YES - Items have to have password protected access and controls -
YES - Many ship with simple codes for the control access -
YES - Many users (owners) do not change those access controls
Major FBI case many years ago - 'Hackers' accessed Government security database systems using the access and passwords "System" and "Test" as written in the installers guide where it stated they should be changed by the installer - The accessors were imprisoned - the Government management team (Unnamed) probably got bonuses and promotion.

So - if the laws are to be effective then they need to REQUIRE people set proper security
And how is that "Requirement" to be enforced -
Don't let those offenders have access to IT devices, imprison them for the offence, incarcerate them for not being mentally capable of following the law

Well, maybe consider the other links in the email from infopackets

Android Hit By New Banking Malware (published 20200721)
Windows 10 May Get Key Security Boost (published 20200715)
'Winky Face' Email Takes Control of PCs (published 20200714)
Zoom Video Conferencing a Major Risk on Windows 7 (published 20200713)
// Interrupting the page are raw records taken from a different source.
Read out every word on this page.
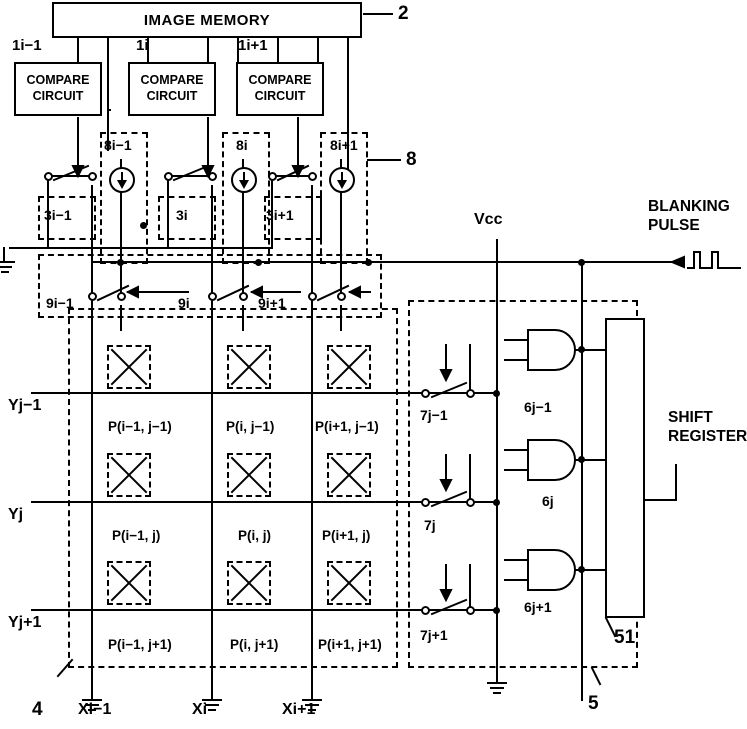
IMAGE MEMORY	2
COMPARE
CIRCUIT
COMPARE
CIRCUIT
COMPARE
CIRCUIT
1i−1	1i	1i+1
8i−1	8i	8i+1
8
3i−1	3i	3i+1
9i−1	9i	9i+1
P(i−1, j−1)	P(i, j−1)	P(i+1, j−1)
P(i−1, j)	P(i, j)	P(i+1, j)
P(i−1, j+1)	P(i, j+1)	P(i+1, j+1)
Yj−1
Yj
Yj+1
Xi−1	Xi	Xi+1
4	5
7j−1
7j
7j+1
Vcc
6j−1
6j
6j+1
SHIFT
REGISTER
51
BLANKING
PULSE
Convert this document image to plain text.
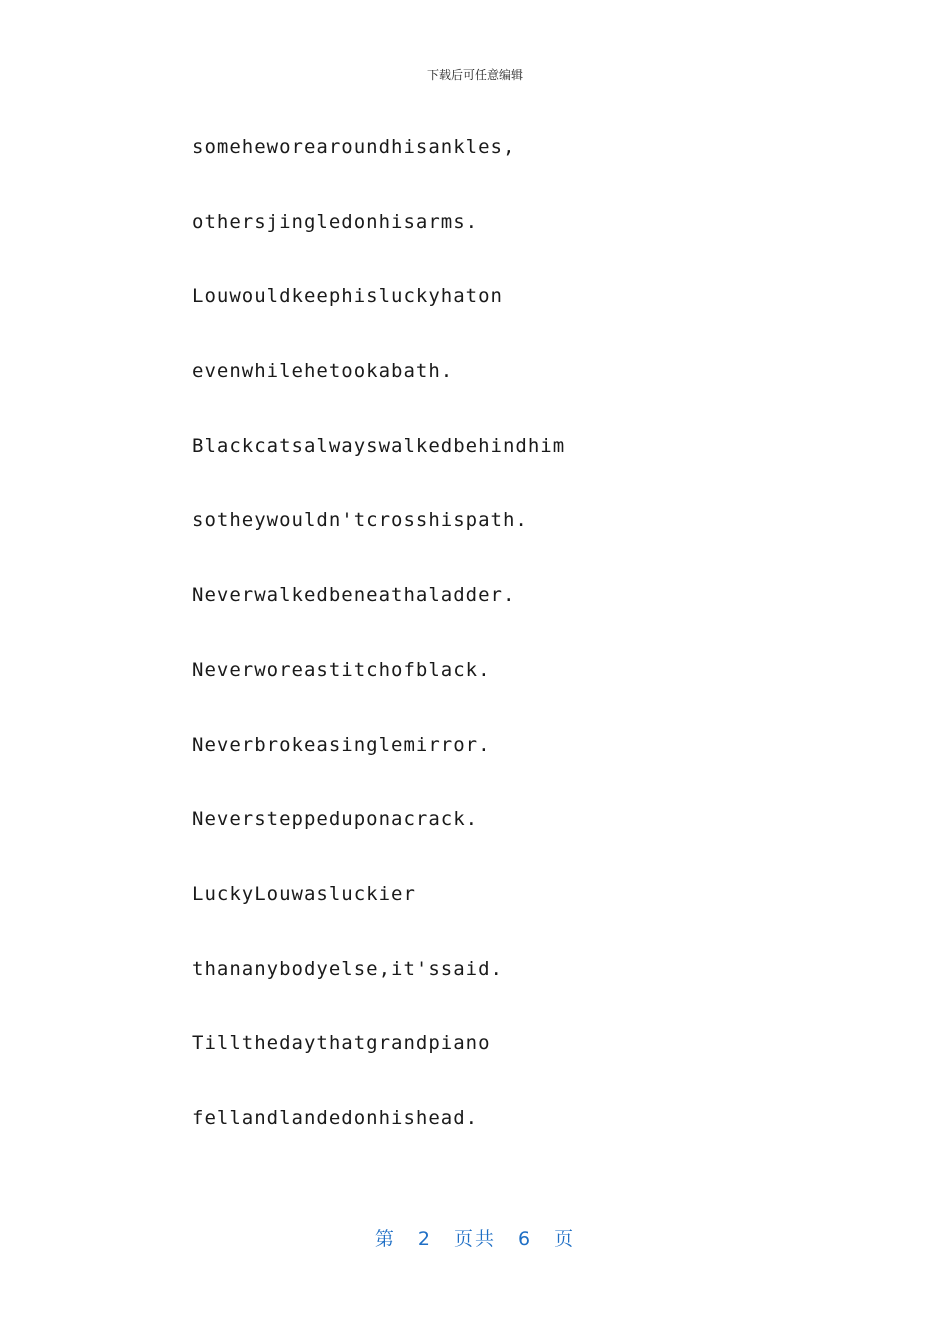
下载后可任意编辑
someheworearoundhisankles,
othersjingledonhisarms.
Louwouldkeephisluckyhaton
evenwhilehetookabath.
Blackcatsalwayswalkedbehindhim
sotheywouldn'tcrosshispath.
Neverwalkedbeneathaladder.
Neverworeastitchofblack.
Neverbrokeasinglemirror.
Neversteppeduponacrack.
LuckyLouwasluckier
thananybodyelse,it'ssaid.
Tillthedaythatgrandpiano
fellandlandedonhishead.
第 2 页共 6 页
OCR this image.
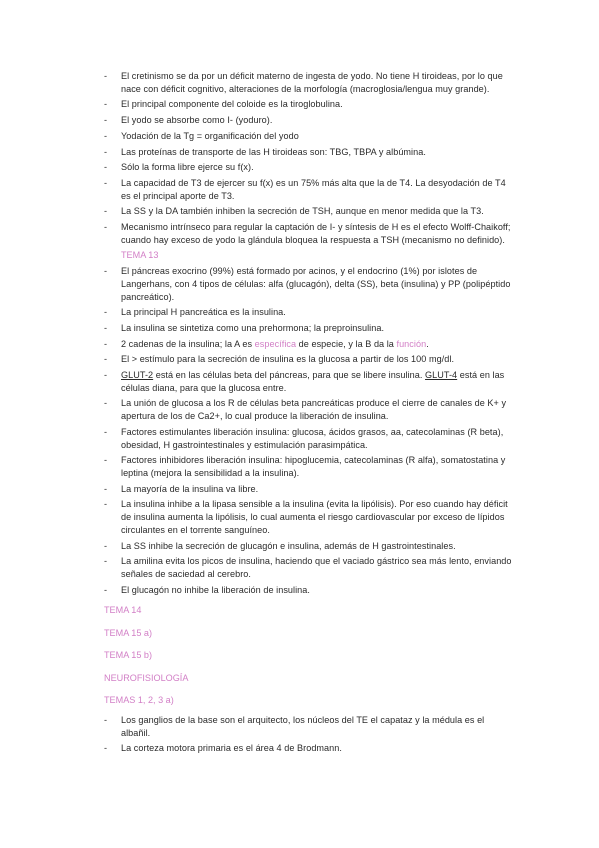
- El cretinismo se da por un déficit materno de ingesta de yodo. No tiene H tiroideas, por lo que nace con déficit cognitivo, alteraciones de la morfología (macroglosia/lengua muy grande).
- El principal componente del coloide es la tiroglobulina.
- El yodo se absorbe como I- (yoduro).
- Yodación de la Tg = organificación del yodo
- Las proteínas de transporte de las H tiroideas son: TBG, TBPA y albúmina.
- Sólo la forma libre ejerce su f(x).
- La capacidad de T3 de ejercer su f(x) es un 75% más alta que la de T4. La desyodación de T4 es el principal aporte de T3.
- La SS y la DA también inhiben la secreción de TSH, aunque en menor medida que la T3.
- Mecanismo intrínseco para regular la captación de I- y síntesis de H es el efecto Wolff-Chaikoff; cuando hay exceso de yodo la glándula bloquea la respuesta a TSH (mecanismo no definido).
TEMA 13
- El páncreas exocrino (99%) está formado por acinos, y el endocrino (1%) por islotes de Langerhans, con 4 tipos de células: alfa (glucagón), delta (SS), beta (insulina) y PP (polipéptido pancreático).
- La principal H pancreática es la insulina.
- La insulina se sintetiza como una prehormona; la preproinsulina.
- 2 cadenas de la insulina; la A es específica de especie, y la B da la función.
- El > estímulo para la secreción de insulina es la glucosa a partir de los 100 mg/dl.
- GLUT-2 está en las células beta del páncreas, para que se libere insulina. GLUT-4 está en las células diana, para que la glucosa entre.
- La unión de glucosa a los R de células beta pancreáticas produce el cierre de canales de K+ y apertura de los de Ca2+, lo cual produce la liberación de insulina.
- Factores estimulantes liberación insulina: glucosa, ácidos grasos, aa, catecolaminas (R beta), obesidad, H gastrointestinales y estimulación parasimpática.
- Factores inhibidores liberación insulina: hipoglucemia, catecolaminas (R alfa), somatostatina y leptina (mejora la sensibilidad a la insulina).
- La mayoría de la insulina va libre.
- La insulina inhibe a la lipasa sensible a la insulina (evita la lipólisis). Por eso cuando hay déficit de insulina aumenta la lipólisis, lo cual aumenta el riesgo cardiovascular por exceso de lípidos circulantes en el torrente sanguíneo.
- La SS inhibe la secreción de glucagón e insulina, además de H gastrointestinales.
- La amilina evita los picos de insulina, haciendo que el vaciado gástrico sea más lento, enviando señales de saciedad al cerebro.
- El glucagón no inhibe la liberación de insulina.
TEMA 14
TEMA 15 a)
TEMA 15 b)
NEUROFISIOLOGÍA
TEMAS 1, 2, 3 a)
- Los ganglios de la base son el arquitecto, los núcleos del TE el capataz y la médula es el albañil.
- La corteza motora primaria es el área 4 de Brodmann.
So - what is the point of users setting unique access control id's and passwords
when the devices as shipped are so insecure that the intrusions can bypass the need for all the user set codes!

Maybe the law should be along the lines of the supplier of insecure facilities should be required to pay on a monthly basis, an amount equivalent to (say 10 cents USD) in the recipients local currency for every identified failure in the security of the software sold or licenced.
And that to be by posted cheque to avoid access of users bank account details.
That would
1) reduce unemployment with the number of postal workers needed to handle the mail
2) make the shipment of inadequately secure systems a more costly action than properly testing and coding of secure systems.

Note that it would be appropriate and legally acceptable that the costs could be charged to a 3rd party supplier where it can be shown that that the facility at fault was obtained from that supplier in the faulty condition.
Not relieving the End-product/retail ? supplier of the liability and recompense requirement
Just allowing the cost to be passed on up the supply chain to the actual problem source.

Add to that -
Professional indemnity insurance to be required to cover any claims made in the 10 years following the payment of the premium.

As in no allowing insurers to only cover claims made during the period of cover - and allowing them to cease providing cover as soon as there are a couple of claims
So the "trader" needs to get cover for the appropriate period BEFORE they start trading in IT or other products such as selling or advising on investments and purchases.

Hey - how about making "Management" responsible for their actions and failure to take appropriate action.
Avoids them ducking responsibility for actions taken in directing corporate and government organisations.
OK - responsibility can be legally avoided by showing that subordinates withheld information despite formal instructions not to.
So - yes a Manager should not be considered responsible for subordinates actions if they can show the subordinate deliberately failed to inform them of something of which they should have informed their manager, and that they were capable of understanding that the manager should be informed.